PlotDrive also shows you a prompt preview before the AI does anything, so you can see exactly what context will be sent. No black box, no surprises. I wish more AI tools did this.
There’s also a voice learning feature where PlotDrive studies your existing writing and adapts its suggestions to match your style rather than producing generic AI prose. Combined with the context toggles, you get a tool that feels less like an AI writing for you and more like an AI writing alongside you, with exactly the information you want it to have.
Pick Your Model, Pick Your Budget
PlotDrive supports GPT, Claude, Gemini, and over a hundred additional models through OpenRouter. You can switch between them freely, choosing different models for different tasks if you want to. (I appreciate this kind of flexibility.)
The Pro plan includes 20,000 AI credits per month, which covers the built-in tools and the Co-Writer. If you’d rather manage costs yourself, you can connect your own API keys from OpenAI, Anthropic, Google, Mistral, or OpenRouter and pay your provider directly.
One thing to know, though. The Co-Writer sidebar always uses PlotDrive credits (or your Anthropic API key specifically). The one-click tools can use either PlotDrive credits or your own API keys. So BYOK reduces your credit usage, but doesn’t eliminate it entirely if you use the Co-Writer regularly.
What You Should Know Before Signing Up
The price reflects the bet. Pro runs $39/month, or $29/month if you commit to annual billing. There’s no permanent free tier, though a limited free plan with 50 credits and one project lets you poke around, and a 7-day trial gives you full access. For comparison, NovelCrafter starts at $4/month and LivingWriter at $14.99/month. PlotDrive is betting that the productivity gains justify a premium price point. That’s a bold bet.
Credits require awareness. 20,000 credits sounds generous, and for most writing sessions it is. But heavy Co-Writer usage during intensive drafting periods can add up fast. Keep an eye on your dashboard during your first month to get a sense of your natural consumption rate. You can purchase additional credits if you run out.
It’s web-only. No desktop app, no mobile app. PlotDrive works in any modern browser and syncs across devices, but if you regularly write in places without reliable internet, you’ll need a backup plan.

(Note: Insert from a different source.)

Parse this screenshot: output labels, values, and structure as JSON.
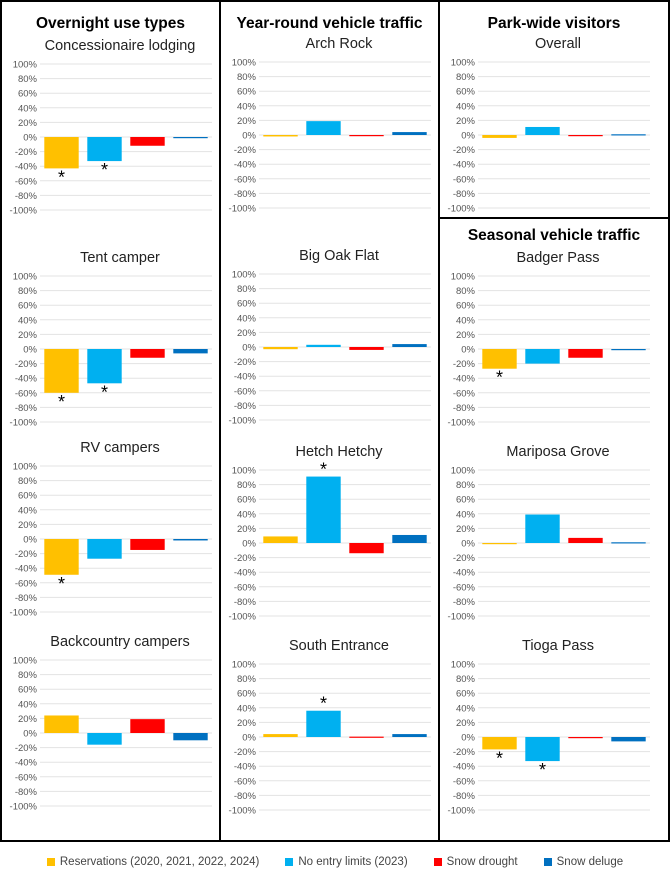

It’s not a worldbuilding tool. PlotDrive manages documents and projects well, but it doesn’t offer a structured character database or story bible system like NovelCrafter’s Codex or LivingWriter’s Smart Elements. If you write epic fantasy with intricate magic systems and need a tool that enforces consistency across hundreds of interconnected worldbuilding entries, PlotDrive’s approach is more free-form. You can create character documents and toggle them into the AI’s context, but the structure is up to you.
The team is small. Four people, backed by Y Combinator. That can mean fast iteration and genuine responsiveness to user feedback. It can also mean features take time. The tool is actively maintained with regular updates and a responsive support team, but just understand the scale of what you’re investing in.
Who Should Try This
PlotDrive isn’t trying to be the most feature-rich writing platform or the deepest worldbuilding system on the market. It’s trying to keep you moving forward. If you consistently start novels but stall out in the middle, and you’ve been blaming yourself for it… maybe stop doing that and try a different tool instead.
The seven-day trial is free. Worst case, you wasted a week. Best case, you finally finish that damn book.